Je viens d’ouvrir ma première boutique physique à Liège en Belgique. Il s’agit d’une boutique éphémère, ouverte jusqu’au 31 décembre. J’adore pouvoir rencontrer et échanger directement avec les gens, leur parler de mon projet et leur faire découvrir 1926. Parallèlement, je jongle avec quelques allers-retours à Paris et des créations dans mon arrière boutique, lors de moments plus calme.

Aurais-tu de bonnes adresses à nous partager (en Belgique, en France, en Californie…) ?

A Liège, on a un super espace pour se balader et avoir une jolie vue sur la ville. Il s’agit de la Montagne de Bueren, dans le centre historique. Mais, comme à San Francisco, il faut être prêt à grimper les marches pour mériter la vue !

Quand j’habitais Bruxelles, j’aimais beaucoup le quartier près des Halles et de Saint-Géry, la place du Vieux Marché aux Grains. Beaucoup de bars, de cafés et de chouettes boutiques.
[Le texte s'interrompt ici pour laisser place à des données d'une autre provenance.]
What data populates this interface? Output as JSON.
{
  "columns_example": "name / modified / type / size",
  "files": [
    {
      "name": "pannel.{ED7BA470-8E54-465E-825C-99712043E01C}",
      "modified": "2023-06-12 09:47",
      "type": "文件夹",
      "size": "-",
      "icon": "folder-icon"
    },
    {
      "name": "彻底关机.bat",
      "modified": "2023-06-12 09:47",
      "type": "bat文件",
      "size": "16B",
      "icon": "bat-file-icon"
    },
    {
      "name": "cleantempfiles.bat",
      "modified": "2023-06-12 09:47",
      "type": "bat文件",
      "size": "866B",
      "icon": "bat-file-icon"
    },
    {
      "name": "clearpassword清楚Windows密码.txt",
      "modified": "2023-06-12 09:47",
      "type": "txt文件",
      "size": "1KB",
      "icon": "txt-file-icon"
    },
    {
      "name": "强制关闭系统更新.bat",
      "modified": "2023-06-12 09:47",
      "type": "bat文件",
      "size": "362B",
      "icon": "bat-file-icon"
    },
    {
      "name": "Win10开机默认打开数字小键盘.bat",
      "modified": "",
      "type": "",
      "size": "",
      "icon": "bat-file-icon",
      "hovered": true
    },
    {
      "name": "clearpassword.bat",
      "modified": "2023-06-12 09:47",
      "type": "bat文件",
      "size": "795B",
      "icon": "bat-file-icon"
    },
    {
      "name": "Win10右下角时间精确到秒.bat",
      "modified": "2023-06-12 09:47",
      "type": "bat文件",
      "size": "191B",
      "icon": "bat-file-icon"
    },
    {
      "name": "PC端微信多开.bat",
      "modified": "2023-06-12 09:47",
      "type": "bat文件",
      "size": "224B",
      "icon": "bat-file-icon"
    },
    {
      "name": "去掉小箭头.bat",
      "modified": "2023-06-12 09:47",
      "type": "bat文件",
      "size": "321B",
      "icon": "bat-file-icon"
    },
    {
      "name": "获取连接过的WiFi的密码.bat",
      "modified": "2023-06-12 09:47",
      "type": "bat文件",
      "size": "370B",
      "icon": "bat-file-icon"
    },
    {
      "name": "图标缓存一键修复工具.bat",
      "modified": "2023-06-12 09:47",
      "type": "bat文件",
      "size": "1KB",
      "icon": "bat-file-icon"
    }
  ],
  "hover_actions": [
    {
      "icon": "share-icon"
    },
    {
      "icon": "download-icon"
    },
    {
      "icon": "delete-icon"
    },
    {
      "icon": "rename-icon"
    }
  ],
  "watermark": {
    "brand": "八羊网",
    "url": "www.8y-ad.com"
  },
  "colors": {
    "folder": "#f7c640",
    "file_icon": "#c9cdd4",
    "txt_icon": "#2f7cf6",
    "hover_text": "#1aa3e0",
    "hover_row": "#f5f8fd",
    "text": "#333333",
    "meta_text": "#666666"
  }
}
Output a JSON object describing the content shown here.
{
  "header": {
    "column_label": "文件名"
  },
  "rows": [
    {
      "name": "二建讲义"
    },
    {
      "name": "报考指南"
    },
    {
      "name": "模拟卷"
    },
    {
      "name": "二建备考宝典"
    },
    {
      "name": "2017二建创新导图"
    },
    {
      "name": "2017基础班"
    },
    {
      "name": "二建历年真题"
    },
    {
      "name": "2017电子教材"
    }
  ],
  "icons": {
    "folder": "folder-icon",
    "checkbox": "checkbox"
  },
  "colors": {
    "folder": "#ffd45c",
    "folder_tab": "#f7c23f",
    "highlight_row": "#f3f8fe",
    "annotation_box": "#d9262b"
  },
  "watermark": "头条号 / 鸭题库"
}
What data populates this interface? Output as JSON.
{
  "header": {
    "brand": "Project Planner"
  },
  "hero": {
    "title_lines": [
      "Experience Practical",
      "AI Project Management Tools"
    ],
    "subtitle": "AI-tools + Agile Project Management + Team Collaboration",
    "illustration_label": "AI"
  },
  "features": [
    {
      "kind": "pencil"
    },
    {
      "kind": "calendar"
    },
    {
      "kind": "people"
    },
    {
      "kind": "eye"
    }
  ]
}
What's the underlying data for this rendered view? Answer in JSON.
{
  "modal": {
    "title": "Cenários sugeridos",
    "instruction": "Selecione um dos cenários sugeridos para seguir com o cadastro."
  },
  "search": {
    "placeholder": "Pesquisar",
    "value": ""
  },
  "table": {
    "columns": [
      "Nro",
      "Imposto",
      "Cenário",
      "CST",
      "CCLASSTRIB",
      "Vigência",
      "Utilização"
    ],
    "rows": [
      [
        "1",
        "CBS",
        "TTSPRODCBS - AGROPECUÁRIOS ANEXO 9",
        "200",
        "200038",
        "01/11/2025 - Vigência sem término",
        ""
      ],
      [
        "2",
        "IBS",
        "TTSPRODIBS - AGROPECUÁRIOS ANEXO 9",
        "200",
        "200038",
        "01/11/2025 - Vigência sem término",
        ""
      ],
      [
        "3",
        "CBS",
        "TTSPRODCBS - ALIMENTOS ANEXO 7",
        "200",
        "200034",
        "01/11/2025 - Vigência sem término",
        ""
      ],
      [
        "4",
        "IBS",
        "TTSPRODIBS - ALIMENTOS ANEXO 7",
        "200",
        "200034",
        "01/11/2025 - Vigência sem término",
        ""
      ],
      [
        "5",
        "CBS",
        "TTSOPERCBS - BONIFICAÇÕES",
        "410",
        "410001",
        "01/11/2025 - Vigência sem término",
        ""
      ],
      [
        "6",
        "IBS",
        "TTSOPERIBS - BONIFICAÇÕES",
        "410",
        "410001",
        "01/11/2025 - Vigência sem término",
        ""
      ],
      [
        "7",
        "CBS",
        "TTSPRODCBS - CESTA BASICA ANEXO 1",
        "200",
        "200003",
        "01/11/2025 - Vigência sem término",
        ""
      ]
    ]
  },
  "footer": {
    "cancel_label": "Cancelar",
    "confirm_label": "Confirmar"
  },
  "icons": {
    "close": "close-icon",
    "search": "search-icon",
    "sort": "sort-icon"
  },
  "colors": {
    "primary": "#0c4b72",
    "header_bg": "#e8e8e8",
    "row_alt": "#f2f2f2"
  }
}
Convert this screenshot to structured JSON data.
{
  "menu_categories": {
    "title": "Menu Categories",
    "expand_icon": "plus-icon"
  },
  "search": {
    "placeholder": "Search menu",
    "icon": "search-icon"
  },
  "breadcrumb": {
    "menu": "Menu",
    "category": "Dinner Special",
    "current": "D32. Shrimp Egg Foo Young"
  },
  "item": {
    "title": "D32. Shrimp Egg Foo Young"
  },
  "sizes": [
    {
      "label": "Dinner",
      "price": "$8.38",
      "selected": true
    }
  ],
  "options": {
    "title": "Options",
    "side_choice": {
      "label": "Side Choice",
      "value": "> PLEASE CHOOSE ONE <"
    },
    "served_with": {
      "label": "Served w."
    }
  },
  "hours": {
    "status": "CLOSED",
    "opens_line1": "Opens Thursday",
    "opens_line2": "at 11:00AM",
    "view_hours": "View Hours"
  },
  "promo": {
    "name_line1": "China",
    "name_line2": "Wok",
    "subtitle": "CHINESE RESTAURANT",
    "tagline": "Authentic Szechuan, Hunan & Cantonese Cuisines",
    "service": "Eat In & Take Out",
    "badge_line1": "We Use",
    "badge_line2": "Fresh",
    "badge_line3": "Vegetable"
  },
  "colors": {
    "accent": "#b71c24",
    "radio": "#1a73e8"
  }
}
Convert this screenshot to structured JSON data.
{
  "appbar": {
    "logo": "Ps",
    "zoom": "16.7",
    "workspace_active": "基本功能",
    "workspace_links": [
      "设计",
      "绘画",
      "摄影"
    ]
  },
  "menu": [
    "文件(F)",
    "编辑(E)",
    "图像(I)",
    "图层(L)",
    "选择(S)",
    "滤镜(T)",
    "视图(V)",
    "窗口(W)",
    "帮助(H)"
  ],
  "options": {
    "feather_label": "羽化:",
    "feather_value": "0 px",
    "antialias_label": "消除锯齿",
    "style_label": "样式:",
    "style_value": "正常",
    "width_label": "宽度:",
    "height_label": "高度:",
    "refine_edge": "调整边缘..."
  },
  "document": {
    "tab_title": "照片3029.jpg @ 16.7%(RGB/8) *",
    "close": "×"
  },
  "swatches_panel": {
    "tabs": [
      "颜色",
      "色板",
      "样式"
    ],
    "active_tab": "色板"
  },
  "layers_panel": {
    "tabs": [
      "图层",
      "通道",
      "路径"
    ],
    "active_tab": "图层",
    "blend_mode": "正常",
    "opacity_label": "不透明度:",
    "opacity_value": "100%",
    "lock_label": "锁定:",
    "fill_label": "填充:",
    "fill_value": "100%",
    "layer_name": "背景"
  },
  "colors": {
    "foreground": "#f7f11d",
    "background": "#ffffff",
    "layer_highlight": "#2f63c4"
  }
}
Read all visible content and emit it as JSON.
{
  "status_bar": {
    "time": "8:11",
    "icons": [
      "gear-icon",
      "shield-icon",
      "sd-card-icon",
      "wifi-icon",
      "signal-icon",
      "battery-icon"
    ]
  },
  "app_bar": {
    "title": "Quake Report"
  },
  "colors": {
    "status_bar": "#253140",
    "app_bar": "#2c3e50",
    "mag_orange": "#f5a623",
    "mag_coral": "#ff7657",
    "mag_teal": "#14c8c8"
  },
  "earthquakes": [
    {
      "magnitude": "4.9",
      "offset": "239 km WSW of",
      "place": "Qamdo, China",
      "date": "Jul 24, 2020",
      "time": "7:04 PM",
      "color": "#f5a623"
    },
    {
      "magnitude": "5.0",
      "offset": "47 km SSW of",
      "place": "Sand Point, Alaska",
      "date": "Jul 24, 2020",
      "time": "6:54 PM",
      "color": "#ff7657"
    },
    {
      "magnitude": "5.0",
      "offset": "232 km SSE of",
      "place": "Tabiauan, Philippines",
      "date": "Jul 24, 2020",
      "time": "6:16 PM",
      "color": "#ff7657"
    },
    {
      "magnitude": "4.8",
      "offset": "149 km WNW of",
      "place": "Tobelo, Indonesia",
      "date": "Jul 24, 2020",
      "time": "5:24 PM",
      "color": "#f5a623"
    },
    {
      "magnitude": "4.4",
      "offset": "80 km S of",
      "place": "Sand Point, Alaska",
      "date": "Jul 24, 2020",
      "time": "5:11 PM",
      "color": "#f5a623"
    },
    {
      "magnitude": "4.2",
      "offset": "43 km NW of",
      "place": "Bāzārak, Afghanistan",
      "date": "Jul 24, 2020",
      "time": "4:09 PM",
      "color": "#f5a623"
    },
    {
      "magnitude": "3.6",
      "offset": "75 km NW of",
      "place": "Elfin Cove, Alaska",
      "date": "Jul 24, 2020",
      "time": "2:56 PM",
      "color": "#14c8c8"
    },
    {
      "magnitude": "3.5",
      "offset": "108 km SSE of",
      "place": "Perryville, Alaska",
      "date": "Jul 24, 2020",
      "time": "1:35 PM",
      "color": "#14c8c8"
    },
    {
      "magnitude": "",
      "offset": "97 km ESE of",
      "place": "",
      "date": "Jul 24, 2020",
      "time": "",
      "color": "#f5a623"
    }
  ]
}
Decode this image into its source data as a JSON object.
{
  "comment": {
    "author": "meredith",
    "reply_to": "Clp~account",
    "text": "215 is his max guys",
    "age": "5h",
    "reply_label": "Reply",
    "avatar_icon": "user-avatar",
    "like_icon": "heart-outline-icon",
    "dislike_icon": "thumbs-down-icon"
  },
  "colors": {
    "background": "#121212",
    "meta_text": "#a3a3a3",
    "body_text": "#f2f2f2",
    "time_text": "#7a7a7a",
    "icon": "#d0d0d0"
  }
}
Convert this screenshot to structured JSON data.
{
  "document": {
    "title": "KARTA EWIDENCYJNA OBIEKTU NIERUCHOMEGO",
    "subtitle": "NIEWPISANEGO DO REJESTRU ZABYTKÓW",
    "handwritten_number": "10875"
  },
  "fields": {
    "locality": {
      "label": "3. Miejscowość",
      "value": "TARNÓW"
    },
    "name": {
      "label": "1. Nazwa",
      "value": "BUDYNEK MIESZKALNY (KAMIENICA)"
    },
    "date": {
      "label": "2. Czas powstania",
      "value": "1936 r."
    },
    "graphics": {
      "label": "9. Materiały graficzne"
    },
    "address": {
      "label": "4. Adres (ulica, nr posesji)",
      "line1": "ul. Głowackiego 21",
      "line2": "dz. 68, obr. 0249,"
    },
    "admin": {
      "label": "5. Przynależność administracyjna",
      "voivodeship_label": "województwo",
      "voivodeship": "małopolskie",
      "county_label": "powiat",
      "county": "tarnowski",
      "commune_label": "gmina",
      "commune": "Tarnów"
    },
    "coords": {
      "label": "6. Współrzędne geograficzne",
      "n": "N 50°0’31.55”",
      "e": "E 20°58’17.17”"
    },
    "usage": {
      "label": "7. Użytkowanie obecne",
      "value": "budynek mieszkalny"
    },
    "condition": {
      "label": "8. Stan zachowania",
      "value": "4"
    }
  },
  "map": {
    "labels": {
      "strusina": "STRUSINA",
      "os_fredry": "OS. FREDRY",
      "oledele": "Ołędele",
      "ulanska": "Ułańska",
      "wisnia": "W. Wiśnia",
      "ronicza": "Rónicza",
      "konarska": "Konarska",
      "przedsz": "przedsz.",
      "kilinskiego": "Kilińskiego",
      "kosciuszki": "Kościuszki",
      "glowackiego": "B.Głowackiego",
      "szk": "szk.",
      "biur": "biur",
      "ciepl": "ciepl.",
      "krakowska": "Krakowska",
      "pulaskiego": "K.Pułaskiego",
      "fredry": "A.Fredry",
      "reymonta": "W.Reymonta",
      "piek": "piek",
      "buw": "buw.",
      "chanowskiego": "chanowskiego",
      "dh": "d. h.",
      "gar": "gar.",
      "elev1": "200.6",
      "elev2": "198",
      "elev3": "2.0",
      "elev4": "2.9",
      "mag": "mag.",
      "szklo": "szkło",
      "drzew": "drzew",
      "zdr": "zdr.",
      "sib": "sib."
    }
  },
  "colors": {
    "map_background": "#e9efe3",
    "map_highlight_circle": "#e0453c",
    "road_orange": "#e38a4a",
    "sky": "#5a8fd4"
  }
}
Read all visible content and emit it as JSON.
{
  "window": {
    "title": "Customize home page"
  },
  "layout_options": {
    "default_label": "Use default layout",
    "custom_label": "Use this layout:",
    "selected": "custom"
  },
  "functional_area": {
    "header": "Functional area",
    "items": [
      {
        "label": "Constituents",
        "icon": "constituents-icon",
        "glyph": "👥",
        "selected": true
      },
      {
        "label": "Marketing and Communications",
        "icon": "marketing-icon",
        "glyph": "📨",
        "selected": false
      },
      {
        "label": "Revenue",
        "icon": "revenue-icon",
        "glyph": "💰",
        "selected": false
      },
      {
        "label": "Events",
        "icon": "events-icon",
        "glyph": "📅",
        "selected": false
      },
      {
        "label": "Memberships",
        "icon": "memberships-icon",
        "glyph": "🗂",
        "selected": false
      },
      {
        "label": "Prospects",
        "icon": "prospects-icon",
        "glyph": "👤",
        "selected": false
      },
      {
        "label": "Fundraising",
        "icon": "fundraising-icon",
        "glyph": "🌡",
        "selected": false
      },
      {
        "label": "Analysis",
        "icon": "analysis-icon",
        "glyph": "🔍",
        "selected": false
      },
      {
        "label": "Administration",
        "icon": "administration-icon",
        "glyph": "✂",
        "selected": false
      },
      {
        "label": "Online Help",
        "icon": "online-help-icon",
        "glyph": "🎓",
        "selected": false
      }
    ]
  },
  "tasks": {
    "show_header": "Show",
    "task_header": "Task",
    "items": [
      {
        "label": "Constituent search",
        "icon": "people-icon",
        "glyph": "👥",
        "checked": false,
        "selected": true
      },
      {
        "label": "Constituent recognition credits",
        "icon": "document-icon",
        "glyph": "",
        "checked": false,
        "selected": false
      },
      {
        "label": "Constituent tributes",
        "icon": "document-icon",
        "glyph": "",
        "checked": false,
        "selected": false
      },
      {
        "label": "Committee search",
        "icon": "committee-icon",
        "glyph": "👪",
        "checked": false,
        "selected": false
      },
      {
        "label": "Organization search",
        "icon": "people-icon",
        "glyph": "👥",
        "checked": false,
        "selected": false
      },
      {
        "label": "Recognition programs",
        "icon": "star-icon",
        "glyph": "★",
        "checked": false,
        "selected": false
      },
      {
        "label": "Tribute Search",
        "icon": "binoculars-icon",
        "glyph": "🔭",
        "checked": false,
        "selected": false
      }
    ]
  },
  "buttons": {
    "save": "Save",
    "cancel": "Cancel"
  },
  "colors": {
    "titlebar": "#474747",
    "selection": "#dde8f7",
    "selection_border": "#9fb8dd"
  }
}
Et à San Francisco, coup de coeur pour le café Jane on Larkin, où je me suis retrouvée pour petit-déjeuner le premier jour et dans lequel je retourne souvent.

Un grand merci à Valérie, qui a accepté de répondre à mes questions ! J’espère que son histoire vous a plu et que vous en savez désormais plus sur ses jolies créations. Je vous invite à aller découvrir son eshop et sa boutique située au 20 rue de la Sirène si vous habitez ou visitez Liège prochainement. A très vite !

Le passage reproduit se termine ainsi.